While transportation — particularly the many exhaust-belching buses in the capital — are the most obvious cause of pollution, the study shows that general industry and business, as well as dust, erosion, and forrest fires, also contribute greatly to the problem.
Jorge Eduardo Pachón, head of the Universidad La Salle research group known as CLIMA (Centro Lasallista de Investigación y Modelación Ambiental), noted that the findings look at the result airborne impurities as well as gases, including carbon dioxide and ozone.
The investigators included these and other factors into their model design for air quality, which in addition to gauging citywide contamination levels also measures the severity of the problem in the different zones of the capital. The southwest of Bogotá, covering the neighborhoods of Bosa and Fontibón, is the hardest-hit area, according to Bogotá-based governmental agency IDEAM. (Instituto de Hidrología, Meteorología y Estudios Ambientales).
“Air contamination is a huge risk for humans,” said Pachón. “It is different than water contamination because we get to choose to not drink it, but we have to breathe the air around us all the time.
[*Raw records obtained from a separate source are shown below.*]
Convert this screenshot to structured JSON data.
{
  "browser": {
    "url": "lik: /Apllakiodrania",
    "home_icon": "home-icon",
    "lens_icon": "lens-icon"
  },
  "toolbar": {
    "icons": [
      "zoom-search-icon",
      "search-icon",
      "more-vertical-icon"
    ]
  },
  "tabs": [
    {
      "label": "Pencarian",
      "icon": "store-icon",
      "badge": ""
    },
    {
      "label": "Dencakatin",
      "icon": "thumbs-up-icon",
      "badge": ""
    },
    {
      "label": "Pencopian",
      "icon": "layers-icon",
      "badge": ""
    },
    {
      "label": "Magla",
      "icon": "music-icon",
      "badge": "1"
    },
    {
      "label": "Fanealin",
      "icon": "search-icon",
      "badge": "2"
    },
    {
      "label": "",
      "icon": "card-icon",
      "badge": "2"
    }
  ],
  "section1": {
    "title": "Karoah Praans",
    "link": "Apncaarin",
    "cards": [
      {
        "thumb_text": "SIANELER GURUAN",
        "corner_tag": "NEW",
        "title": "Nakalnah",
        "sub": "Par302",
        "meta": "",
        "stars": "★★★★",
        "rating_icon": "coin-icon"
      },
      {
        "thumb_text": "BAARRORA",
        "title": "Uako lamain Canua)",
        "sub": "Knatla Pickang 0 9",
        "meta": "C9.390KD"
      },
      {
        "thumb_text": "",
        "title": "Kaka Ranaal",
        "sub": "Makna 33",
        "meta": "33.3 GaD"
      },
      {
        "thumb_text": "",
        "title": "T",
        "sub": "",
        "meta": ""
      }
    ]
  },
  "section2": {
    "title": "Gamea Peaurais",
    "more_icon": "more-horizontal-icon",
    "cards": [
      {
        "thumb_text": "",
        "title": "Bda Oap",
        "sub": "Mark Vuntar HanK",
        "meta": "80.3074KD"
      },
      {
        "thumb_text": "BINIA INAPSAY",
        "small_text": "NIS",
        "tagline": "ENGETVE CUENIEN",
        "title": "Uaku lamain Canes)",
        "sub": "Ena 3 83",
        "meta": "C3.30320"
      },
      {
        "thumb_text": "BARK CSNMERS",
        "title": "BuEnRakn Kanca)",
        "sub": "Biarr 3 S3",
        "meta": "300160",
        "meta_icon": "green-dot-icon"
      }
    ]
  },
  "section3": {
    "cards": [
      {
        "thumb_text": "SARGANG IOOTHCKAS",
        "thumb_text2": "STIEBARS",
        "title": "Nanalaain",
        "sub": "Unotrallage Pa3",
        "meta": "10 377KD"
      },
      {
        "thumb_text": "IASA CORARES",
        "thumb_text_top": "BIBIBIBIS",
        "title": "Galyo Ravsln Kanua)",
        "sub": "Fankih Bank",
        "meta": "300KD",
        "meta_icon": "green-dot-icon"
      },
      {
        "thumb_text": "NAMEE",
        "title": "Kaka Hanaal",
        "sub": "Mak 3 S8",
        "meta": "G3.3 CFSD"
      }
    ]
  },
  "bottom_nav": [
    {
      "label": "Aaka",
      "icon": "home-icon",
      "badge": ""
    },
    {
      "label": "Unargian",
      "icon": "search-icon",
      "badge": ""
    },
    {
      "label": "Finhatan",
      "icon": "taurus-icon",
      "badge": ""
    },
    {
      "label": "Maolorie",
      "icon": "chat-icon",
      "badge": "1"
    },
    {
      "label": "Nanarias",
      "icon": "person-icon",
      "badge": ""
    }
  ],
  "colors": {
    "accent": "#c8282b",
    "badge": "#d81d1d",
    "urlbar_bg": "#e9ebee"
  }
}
Many times we breathe air with elements that can be dangerous — not only for us but for the ecosystem, too.”
The full study was released this week at a conference for public health and air quality in the southwestern Colombian city of Cali. In addition to Pachón and his team, the Fourth Air Quality and Public Health Colombian and International Conference (CASAP), which took place from September 6-8, featured presentations and research from area experts from the Universidad de Los Andes, Universidad Nacional de Colombia, and Universidad Pontificia Bolivariana.
“These kind of results are important and they are just a bit of the whole investigation that we presented in Cali,” said Victor Marulanda, a member of CLIMA. “Hopefully this will make people aware of the issues of poor air, and we will keep on studying to find solutions and better options.”
Pachón, who is also a professor of engineering at La Salle, explained that there are two different ways to measure contamination in the air depending on the size of the particles, including dust, ashes, concrete, pollen, and even metallic elements. Those with a diameter of 10 micrometers or less are referred to as PM10, while the smaller problematic particles for humans are called PM2.5 “These particles have an aerodynamic diameter of 2.5 micrometers or less — which means they are a hundred times smaller than a human hair,” said Pachón.
To generate their economic estimates, CLIMA used official information about air particles and gas emissions from the Bogotá Air Quality Monitoring Network (RMCAB), which is operated by Bogotá’s Environmental District Secretary. This data, along with CLIMA’s research, showed that January and February were the most contaminated months in 2014.
To better analyze the air contamination in Bogotá and help public officials understand the extent of the issue, CLIMA is working to develop low-cost instruments to measure air quality and strengthen measurement models in Colombia.
According to World Health Organization numbers from 2016, Bogotá is one of the most polluted cities in Latin America, after Santiago de Chile, San Salvador and Ciudad de México. In Colombia, Medellín and Bogotá, where air quality can be monitored by the public in real time, are the most affected cities. In March of this year, Medellín had to declare red alert for almost weeks for the high levels of particles in the air.